The animosities the characters feel for one another lead to the murder the narrator mentions at the beginning of the novel. Alison feels outraged when she sees someone at the Pendertons’ house because she thinks her husband is visiting Leonora. It is Captain Penderton who is the person at the Pendertons’ house. Alison enters the house. Alison discovers not her husband but Williams in Leonora’s bedroom. She tells Captain Penderton to look in Leonora’s bedroom, and he feels awkward because he fears he will find Langdon in his wife’s room and does not want to confront his superior officer. When Penderton walks Alison home, he sees Langdon at home and realizes someone else is in Leonora’s room. A few weeks later, Penderton discovers Williams in Leonora’s room and shoots him.

Reflections in a Golden Eye depicts an environment with a rigid, oppressive social order, in which people exist in a confused, chaotic state, trying to escape feelings of isolation through sexual gratification.

Bibliography

Carr, Virginia Spencer. The Lonely Hunter: A Biography of Carson McCullers. Garden City, N.J.: Anchor Press, 1975. This definitive biography of Carson McCullers has numerous photographs and a good index. Discusses the circumstances surrounding the writing and publication of Reflections in a Golden Eye.

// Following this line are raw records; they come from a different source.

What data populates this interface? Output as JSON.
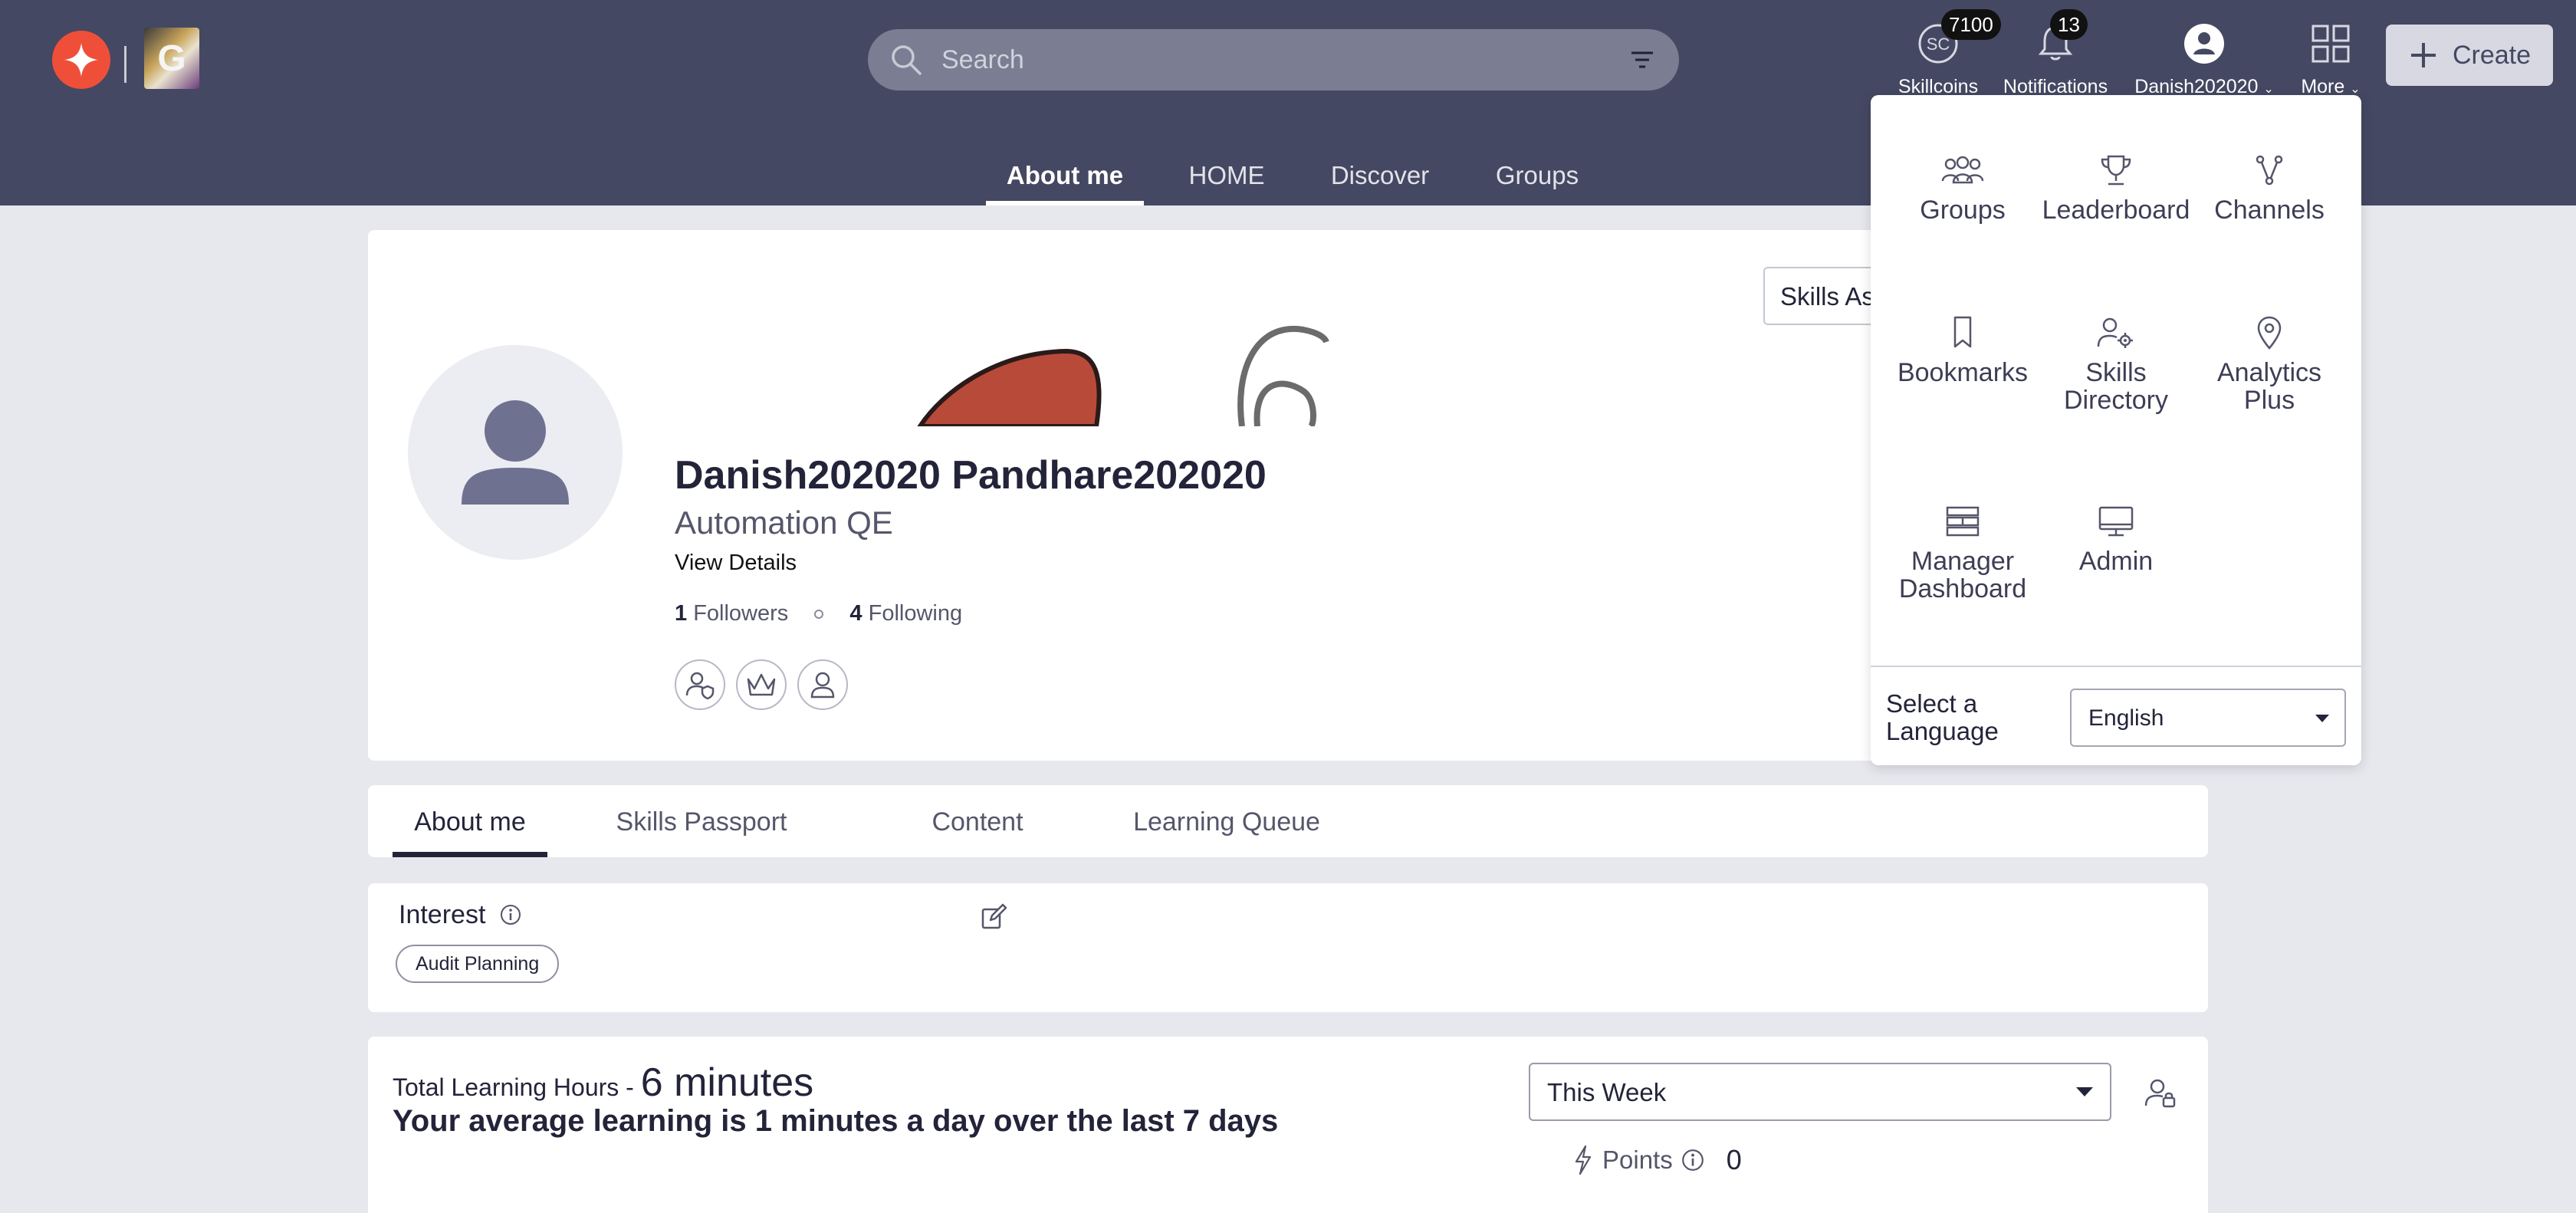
{
  "header": {
    "search_placeholder": "Search",
    "skillcoins": {
      "label": "Skillcoins",
      "icon_text": "SC",
      "count": "7100"
    },
    "notifications": {
      "label": "Notifications",
      "count": "13"
    },
    "user": {
      "label": "Danish202020"
    },
    "more": {
      "label": "More"
    },
    "create_label": "Create",
    "tabs": [
      {
        "label": "About me",
        "active": true
      },
      {
        "label": "HOME"
      },
      {
        "label": "Discover"
      },
      {
        "label": "Groups"
      }
    ]
  },
  "profile": {
    "name": "Danish202020 Pandhare202020",
    "title": "Automation QE",
    "view_details": "View Details",
    "followers_count": "1",
    "followers_label": "Followers",
    "following_count": "4",
    "following_label": "Following",
    "skills_button_label": "Skills As"
  },
  "sub_tabs": [
    {
      "label": "About me",
      "active": true
    },
    {
      "label": "Skills Passport"
    },
    {
      "label": "Content"
    },
    {
      "label": "Learning Queue"
    }
  ],
  "interest": {
    "title": "Interest",
    "chips": [
      "Audit Planning"
    ]
  },
  "learning": {
    "total_label": "Total Learning Hours - ",
    "total_value": "6 minutes",
    "average_text": "Your average learning is 1 minutes a day over the last 7 days",
    "period_select": "This Week",
    "points_label": "Points",
    "points_value": "0"
  },
  "more_menu": {
    "items": [
      {
        "label": "Groups",
        "icon": "groups-icon"
      },
      {
        "label": "Leaderboard",
        "icon": "trophy-icon"
      },
      {
        "label": "Channels",
        "icon": "channels-icon"
      },
      {
        "label": "Bookmarks",
        "icon": "bookmark-icon"
      },
      {
        "label": "Skills Directory",
        "icon": "skills-directory-icon"
      },
      {
        "label": "Analytics Plus",
        "icon": "location-pin-icon"
      },
      {
        "label": "Manager Dashboard",
        "icon": "dashboard-icon"
      },
      {
        "label": "Admin",
        "icon": "monitor-icon"
      }
    ],
    "language_label": "Select a Language",
    "language_value": "English"
  },
  "colors": {
    "header_bg": "#454862",
    "accent_orange": "#ef4f39",
    "page_bg": "#e7e8ee"
  }
}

Carr, Virginia Spencer. Understanding Carson McCullers. Columbia: University of South Carolina Press, 1990. Argues that the characters in Reflections in a Golden Eye are grotesque. Describes characters and plot, giving a brief overview of contemporary reviews of the book.

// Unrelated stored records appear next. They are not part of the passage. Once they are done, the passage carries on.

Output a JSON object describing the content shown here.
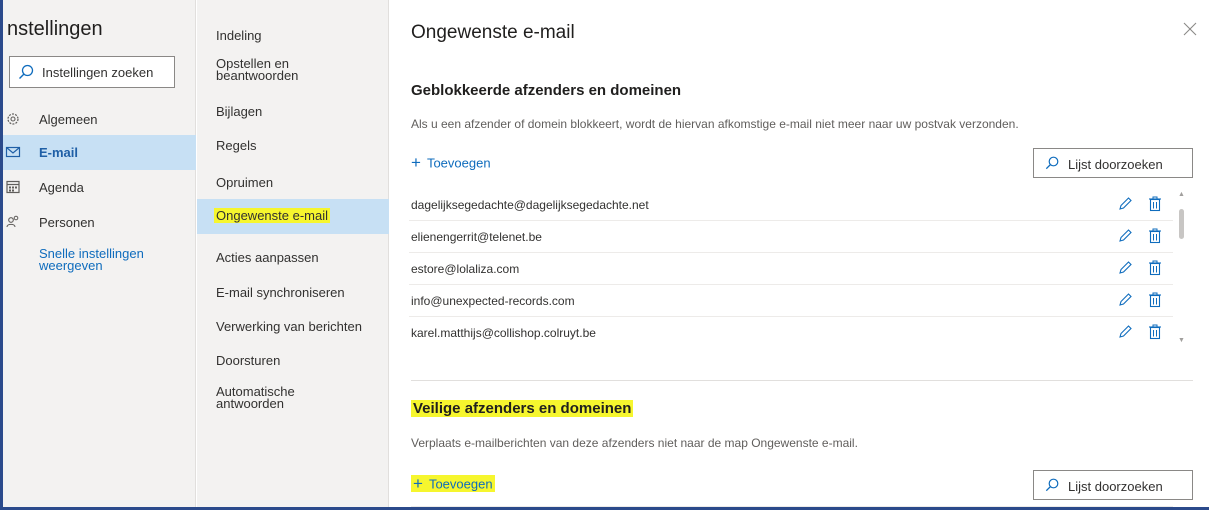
{
  "sidebar": {
    "title": "nstellingen",
    "search_placeholder": "Instellingen zoeken",
    "items": [
      {
        "label": "Algemeen",
        "icon": "gear-icon"
      },
      {
        "label": "E-mail",
        "icon": "mail-icon",
        "active": true
      },
      {
        "label": "Agenda",
        "icon": "calendar-icon"
      },
      {
        "label": "Personen",
        "icon": "people-icon"
      }
    ],
    "quick_settings": "Snelle instellingen weergeven"
  },
  "mail_nav": {
    "items": [
      {
        "label": "Indeling"
      },
      {
        "label": "Opstellen en beantwoorden"
      },
      {
        "label": "Bijlagen"
      },
      {
        "label": "Regels"
      },
      {
        "label": "Opruimen"
      },
      {
        "label": "Ongewenste e-mail",
        "active": true
      },
      {
        "label": "Acties aanpassen"
      },
      {
        "label": "E-mail synchroniseren"
      },
      {
        "label": "Verwerking van berichten"
      },
      {
        "label": "Doorsturen"
      },
      {
        "label": "Automatische antwoorden"
      }
    ]
  },
  "main": {
    "title": "Ongewenste e-mail",
    "blocked": {
      "heading": "Geblokkeerde afzenders en domeinen",
      "description": "Als u een afzender of domein blokkeert, wordt de hiervan afkomstige e-mail niet meer naar uw postvak verzonden.",
      "add_label": "Toevoegen",
      "search_label": "Lijst doorzoeken",
      "entries": [
        "dagelijksegedachte@dagelijksegedachte.net",
        "elienengerrit@telenet.be",
        "estore@lolaliza.com",
        "info@unexpected-records.com",
        "karel.matthijs@collishop.colruyt.be"
      ]
    },
    "safe": {
      "heading": "Veilige afzenders en domeinen",
      "description": "Verplaats e-mailberichten van deze afzenders niet naar de map Ongewenste e-mail.",
      "add_label": "Toevoegen",
      "search_label": "Lijst doorzoeken"
    }
  },
  "colors": {
    "accent": "#0f6cbd",
    "active_bg": "#c7e0f4",
    "highlight": "#f6f62e",
    "frame": "#2b4a8b"
  }
}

Cook, Richard M. Carson McCullers. New York: Frederick Ungar, 1975. Cook analyzes the main characters in the novel and discusses the theme of isolation.

Graver, Lawrence. Carson McCullers. Minneapolis: University of Minnesota Press, 1969. Noteworthy for its vituperative attack on Reflections in a Golden Eye, which Graver criticizes for “luridness of subject” and “lack of artistry.”

McDowell, Margaret B. Carson McCullers. Boston: Twayne, 1980. Describes the book’s plot, then discusses its comic effects, the use of the gothic, its “fragmented vision of human existence,” the motif of isolation, and its horror.